No centro da acusação está Samir Hashmi, residente no Novo Jersey, que já acionou o poder público em casos anteriores. Hashmi participou da Rutgers Muslim Student Association na década de 2000 e, segundo a ação, teve acesso a documentos que indicaram infiltração de agentes em mesquitas, cafés e organizações estudantis. A ação atual busca limitar o conjunto de informações solicitadas anteriormente, exigindo apenas resumos semanais, perfis de organizações-alvo e relatórios de mesquitas entre 2006 e 2008.
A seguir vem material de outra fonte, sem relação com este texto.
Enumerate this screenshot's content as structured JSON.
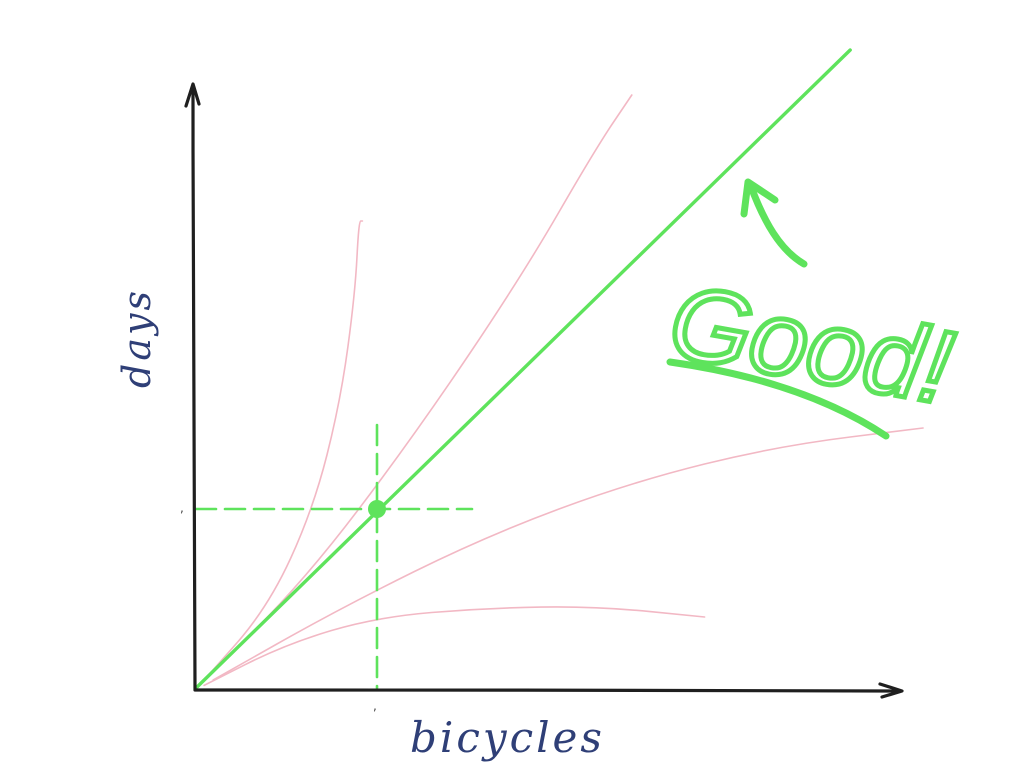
{
  "chart_data": {
    "type": "line",
    "xlabel": "bicycles",
    "ylabel": "days",
    "x_tick_labels": [
      ","
    ],
    "y_tick_labels": [
      ","
    ],
    "xlim": [
      0,
      3.9
    ],
    "ylim": [
      0,
      3.4
    ],
    "grid": false,
    "legend": "none",
    "series": [
      {
        "highlighted": true,
        "color": "#5ee35c",
        "x": [
          0,
          3.6
        ],
        "y": [
          0,
          3.55
        ]
      },
      {
        "highlighted": false,
        "color": "#f2b8c4",
        "x": [
          0.05,
          0.4,
          0.65,
          0.8,
          0.88,
          0.9,
          0.92
        ],
        "y": [
          0.05,
          0.45,
          1.0,
          1.6,
          2.2,
          2.6,
          2.6
        ]
      },
      {
        "highlighted": false,
        "color": "#f2b8c4",
        "x": [
          0.05,
          0.6,
          1.2,
          1.8,
          2.2,
          2.4
        ],
        "y": [
          0.05,
          0.6,
          1.4,
          2.3,
          3.0,
          3.3
        ]
      },
      {
        "highlighted": false,
        "color": "#f2b8c4",
        "x": [
          0.1,
          0.8,
          1.6,
          2.4,
          3.2,
          4.0
        ],
        "y": [
          0.05,
          0.45,
          0.85,
          1.15,
          1.35,
          1.45
        ]
      },
      {
        "highlighted": false,
        "color": "#f2b8c4",
        "x": [
          0.05,
          0.5,
          1.0,
          1.6,
          2.2,
          2.8
        ],
        "y": [
          0.02,
          0.25,
          0.4,
          0.45,
          0.46,
          0.4
        ]
      }
    ],
    "highlight_point": {
      "x": 1.0,
      "y": 1.0
    },
    "annotations": [
      "Good!"
    ]
  }
}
Hashmi argumenta ter reaberto o caso após mudanças na administração municipal, com a indicação de que o novo prefeito muçulmano pode adotar políticas distintas. O objetivo do pedido FOIL (Freedom of Information Law) é obter registros mais restritos para expor alegadas práticas de vigilância efetuadas pela NYPD sob a gestão de administrações anteriores. O processo envolve a negação de pedidos anteriores e uma decisão judicial de 2018 que manteve secreta parte dos registros por meio de uma resposta Glomar.
Contexto legal e novo pedido FOIL
O histórico envolve a dissolução da unidade de demografia da NYPD após uma cobertura da Associated Press em 2011 e um acordo civil de 2018 que encerrou ações relativas à vigilância de comunidades muçulmanas. Hashmi ingressou com novo pedido em fevereiro, buscando dados de 2006 a 2008, incluindo relatórios sobre mesquitas e organizações específicas. A petição cita relatórios de intelligence divulgados pela AP na época.
Situação atual e desdobramentos
Autorizações de acesso a dados permaneceram em debate, com a defesa argumentando que parte das informações pode permanecer confidencial. O caso envolve também preocupações de representantes civis, com relatos de que estruturas de vigilância ainda gerariam dúvidas entre comunidades muçulmanas e árabes. Representantes das partes não comentaram o mérito do litígio até o momento.